第11章 一席宴审旧罪

天翔 953字 2026-09-09 15:53:19
杯中的酒,从开席起便无人真正喝过。

卢太傅坐在主位右侧,白须修整得一丝不乱,言谈温和,仿佛只是来赴一场寻常家宴。

父亲坐在对面。

谢承安与我分列下首。

谢明舒也在,她自始至终垂着眼,没有看我。

酒过三巡,父亲终于开口。

“卢公,城南旧仓的事,瞒了十年,也该有个了结。”

桌上的箸声停了。

卢太傅缓缓放下酒盏。

“侯爷今日醉得有些快。”

“我没醉。”

父亲盯着他:“周顺死了,旧账也被翻出来。你还想让我替你担到几时?”

卢太傅笑意淡去。

“当年的粮,是你调的。”

“火是你命人放的。”

“没有我的令,你的人进得了仓?”

两句话针锋相对。

我袖中的手缓缓收紧。

帘外,大理寺差役早已埋伏。

只等他们说得再多一些。

父亲忽然冷笑:“你怕账目泄露,便下令封仓纵火。里头还有三十七个人。”

“侯爷记错了。
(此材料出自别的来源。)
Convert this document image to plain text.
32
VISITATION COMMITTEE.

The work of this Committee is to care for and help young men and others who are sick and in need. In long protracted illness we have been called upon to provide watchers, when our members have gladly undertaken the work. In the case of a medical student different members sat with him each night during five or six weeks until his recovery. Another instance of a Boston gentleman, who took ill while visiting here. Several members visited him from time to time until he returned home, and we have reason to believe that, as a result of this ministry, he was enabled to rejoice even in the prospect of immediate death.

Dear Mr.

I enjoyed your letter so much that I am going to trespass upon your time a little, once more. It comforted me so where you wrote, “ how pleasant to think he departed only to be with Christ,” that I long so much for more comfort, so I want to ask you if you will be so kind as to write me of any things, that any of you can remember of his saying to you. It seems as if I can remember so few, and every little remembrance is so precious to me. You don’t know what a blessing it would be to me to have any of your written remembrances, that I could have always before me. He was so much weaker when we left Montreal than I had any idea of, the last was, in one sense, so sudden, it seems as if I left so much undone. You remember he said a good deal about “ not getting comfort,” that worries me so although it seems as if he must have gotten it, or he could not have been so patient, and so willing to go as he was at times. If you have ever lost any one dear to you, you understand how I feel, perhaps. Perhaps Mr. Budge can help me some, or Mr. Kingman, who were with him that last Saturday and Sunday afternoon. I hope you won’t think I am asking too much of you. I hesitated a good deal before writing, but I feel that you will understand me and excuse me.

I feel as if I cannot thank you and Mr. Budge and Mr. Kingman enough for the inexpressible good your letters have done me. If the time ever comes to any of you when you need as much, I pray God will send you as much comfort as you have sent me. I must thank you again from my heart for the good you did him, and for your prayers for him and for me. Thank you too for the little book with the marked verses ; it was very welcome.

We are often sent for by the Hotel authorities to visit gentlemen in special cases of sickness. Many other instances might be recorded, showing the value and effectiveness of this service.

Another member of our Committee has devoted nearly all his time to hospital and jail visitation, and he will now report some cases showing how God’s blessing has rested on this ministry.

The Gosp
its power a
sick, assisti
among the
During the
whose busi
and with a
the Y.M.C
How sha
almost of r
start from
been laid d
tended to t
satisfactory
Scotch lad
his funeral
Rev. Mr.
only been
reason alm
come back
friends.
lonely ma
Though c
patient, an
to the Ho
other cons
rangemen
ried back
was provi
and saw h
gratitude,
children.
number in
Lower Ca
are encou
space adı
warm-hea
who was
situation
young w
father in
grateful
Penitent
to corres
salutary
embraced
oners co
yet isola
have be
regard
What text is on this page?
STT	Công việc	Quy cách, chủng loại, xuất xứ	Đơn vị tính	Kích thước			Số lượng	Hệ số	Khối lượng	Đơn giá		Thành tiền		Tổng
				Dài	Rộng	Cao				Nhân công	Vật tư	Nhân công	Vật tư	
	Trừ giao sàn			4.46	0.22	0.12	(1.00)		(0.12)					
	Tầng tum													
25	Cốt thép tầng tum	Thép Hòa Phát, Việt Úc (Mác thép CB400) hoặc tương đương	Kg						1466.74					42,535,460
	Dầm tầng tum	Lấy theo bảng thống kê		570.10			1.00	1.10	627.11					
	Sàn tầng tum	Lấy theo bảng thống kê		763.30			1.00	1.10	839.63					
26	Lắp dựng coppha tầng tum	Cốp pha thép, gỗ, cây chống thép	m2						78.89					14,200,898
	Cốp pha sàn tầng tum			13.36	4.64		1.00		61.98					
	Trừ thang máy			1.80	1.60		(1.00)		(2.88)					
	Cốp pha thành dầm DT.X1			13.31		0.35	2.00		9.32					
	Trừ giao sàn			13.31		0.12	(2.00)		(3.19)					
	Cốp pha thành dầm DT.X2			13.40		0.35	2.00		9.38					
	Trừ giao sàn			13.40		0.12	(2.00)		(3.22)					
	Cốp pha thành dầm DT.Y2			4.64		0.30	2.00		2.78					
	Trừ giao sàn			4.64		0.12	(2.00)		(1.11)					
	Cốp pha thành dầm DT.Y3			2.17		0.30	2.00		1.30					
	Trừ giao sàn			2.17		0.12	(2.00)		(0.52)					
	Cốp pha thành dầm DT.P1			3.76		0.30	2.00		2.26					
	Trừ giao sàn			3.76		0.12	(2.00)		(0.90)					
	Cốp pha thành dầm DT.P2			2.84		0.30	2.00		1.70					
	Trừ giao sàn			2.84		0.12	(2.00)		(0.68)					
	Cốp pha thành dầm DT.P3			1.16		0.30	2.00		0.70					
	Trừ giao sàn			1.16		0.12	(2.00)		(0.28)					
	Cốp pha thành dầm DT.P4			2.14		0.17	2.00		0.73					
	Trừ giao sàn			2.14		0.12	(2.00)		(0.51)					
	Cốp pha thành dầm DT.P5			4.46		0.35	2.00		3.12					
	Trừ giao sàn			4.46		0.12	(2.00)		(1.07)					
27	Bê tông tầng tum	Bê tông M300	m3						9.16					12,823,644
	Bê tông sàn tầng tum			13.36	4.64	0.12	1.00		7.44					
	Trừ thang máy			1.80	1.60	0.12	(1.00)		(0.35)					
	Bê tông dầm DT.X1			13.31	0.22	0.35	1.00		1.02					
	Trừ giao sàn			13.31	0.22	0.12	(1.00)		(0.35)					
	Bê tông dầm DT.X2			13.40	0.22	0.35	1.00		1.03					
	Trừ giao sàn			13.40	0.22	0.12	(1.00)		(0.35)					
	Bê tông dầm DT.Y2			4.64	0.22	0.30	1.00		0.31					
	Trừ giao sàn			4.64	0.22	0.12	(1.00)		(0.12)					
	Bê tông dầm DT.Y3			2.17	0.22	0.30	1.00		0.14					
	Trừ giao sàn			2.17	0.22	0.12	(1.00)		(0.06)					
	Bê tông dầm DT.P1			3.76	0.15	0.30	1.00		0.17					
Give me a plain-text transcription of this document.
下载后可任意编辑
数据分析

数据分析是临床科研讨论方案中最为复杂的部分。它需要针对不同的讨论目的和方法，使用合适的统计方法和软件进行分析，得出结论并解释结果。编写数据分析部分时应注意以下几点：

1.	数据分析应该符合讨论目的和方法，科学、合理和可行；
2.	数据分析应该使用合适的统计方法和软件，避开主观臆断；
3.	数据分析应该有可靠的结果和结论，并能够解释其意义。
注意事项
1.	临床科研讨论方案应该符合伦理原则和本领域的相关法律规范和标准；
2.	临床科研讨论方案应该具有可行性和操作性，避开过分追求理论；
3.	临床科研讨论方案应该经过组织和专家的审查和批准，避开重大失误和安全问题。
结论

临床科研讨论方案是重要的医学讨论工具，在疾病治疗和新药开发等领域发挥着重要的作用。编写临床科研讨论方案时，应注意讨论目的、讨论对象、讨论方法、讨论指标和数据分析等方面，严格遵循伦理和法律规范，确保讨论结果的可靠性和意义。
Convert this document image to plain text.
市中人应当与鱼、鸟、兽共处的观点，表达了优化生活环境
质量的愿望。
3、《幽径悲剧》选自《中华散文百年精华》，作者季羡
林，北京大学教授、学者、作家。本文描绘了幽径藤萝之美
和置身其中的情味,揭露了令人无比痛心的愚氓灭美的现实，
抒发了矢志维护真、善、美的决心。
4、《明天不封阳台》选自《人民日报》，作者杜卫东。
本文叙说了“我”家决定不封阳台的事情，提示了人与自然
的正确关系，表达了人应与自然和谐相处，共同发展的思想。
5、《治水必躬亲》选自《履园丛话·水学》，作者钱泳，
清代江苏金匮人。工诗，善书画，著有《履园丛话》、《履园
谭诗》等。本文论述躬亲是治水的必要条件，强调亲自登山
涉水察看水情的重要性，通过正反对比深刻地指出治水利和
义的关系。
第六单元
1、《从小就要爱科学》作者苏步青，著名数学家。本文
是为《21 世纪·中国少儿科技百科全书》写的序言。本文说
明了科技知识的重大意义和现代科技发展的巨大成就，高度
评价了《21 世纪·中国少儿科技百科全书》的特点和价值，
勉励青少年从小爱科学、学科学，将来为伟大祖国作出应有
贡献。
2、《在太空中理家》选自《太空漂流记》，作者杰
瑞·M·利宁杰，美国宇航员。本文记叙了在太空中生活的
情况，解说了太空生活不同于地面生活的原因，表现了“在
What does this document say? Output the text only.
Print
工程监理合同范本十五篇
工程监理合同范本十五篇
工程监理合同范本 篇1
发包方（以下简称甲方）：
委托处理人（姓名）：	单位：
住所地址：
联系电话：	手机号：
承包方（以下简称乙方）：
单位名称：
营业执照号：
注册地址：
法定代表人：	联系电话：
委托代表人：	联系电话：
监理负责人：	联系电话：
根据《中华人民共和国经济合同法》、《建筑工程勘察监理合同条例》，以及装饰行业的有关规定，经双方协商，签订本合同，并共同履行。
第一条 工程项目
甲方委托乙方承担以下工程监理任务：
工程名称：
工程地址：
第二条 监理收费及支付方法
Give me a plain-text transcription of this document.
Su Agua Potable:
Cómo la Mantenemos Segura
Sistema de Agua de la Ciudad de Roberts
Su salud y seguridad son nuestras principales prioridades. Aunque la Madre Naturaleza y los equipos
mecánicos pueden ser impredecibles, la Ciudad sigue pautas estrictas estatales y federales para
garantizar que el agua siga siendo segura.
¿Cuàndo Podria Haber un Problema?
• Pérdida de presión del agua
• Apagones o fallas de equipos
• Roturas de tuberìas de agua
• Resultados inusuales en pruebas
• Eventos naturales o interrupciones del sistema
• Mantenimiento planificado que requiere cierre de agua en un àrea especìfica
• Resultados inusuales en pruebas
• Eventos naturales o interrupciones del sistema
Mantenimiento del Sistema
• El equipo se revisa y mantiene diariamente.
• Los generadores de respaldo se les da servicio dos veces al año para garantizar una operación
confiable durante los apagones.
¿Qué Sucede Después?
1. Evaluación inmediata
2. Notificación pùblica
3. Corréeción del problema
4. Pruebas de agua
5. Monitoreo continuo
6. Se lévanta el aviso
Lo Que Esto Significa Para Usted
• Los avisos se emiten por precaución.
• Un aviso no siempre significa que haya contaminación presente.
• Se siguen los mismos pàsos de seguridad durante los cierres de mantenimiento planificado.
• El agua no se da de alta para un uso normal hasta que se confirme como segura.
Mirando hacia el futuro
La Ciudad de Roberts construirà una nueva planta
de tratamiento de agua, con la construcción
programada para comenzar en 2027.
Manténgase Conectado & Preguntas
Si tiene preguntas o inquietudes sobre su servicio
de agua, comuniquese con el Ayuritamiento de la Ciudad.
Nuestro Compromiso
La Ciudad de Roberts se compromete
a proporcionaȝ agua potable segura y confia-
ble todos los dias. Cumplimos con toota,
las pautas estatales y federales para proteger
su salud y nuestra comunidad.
”卢太傅慢慢抬眼,“原该是三十八个。”

厅中死寂。

他的目光落在我身上。

“只是有一个孩子命大。”

谢承安猛地起身。

父亲脸色也终于变了。

“你果然知道她活着。”

“当然知道。”卢太傅道,“否则你何必把亲生女儿藏去庄子十年?”

这一刻,十年前所有残缺的地方终于合上。

我并非被遗忘。

而是被当成一件见不得光的证物,藏了整整十年。

父亲沉声道:“够了。”

卢太傅却笑了:“侯爷现在想做慈父,未免迟了些。”

他话音刚落,院外忽然传来兵刃出鞘的声响。

不是大理寺的人。

卢府私兵。

萧执衡的声音随即从门外传来:“封门!”

下一瞬,厅门被撞开。

两方人马在长廊上交锋,刀光映得窗纸忽明忽暗。

卢太傅骤然起身。

“你敢设局!”

父亲没有看他,只看着我。

“青梧。”

那一声很轻。

“我是你父亲。”

我心口忽然钝了一下。

不是因为动摇。

而是这句话,我其实等了很多年。

可惜来得太迟。

“正因为你是我父亲,我才一次次问你。”

我看着他。

“你从未说过真话。”

父亲脸上的血色一点点褪去。

“如今,不该再由你说了。”

我将袖中的残票递给冲进来的萧执衡。

“让案卷说。”

卢太傅转身要走。

谢承安却已经挡住后门。

谢明舒忽然起身,推开侧门。

外头站着一个须发皆白的老者。

是当年官仓的旧仓吏,也是我们最后找到的活证人。

卢太傅神色终于裂了。

这场家宴,到此便成了公堂。

半月后,卢太傅下狱,父亲也因私调军粮、协助隐瞒被押入刑部。

谢家门前的朱灯撤了大半。

我以为一切总算结束。

大理寺却在此时送来一道复议文书。

上面只有一句——

罪臣之女,是否可录官籍,需重新审议。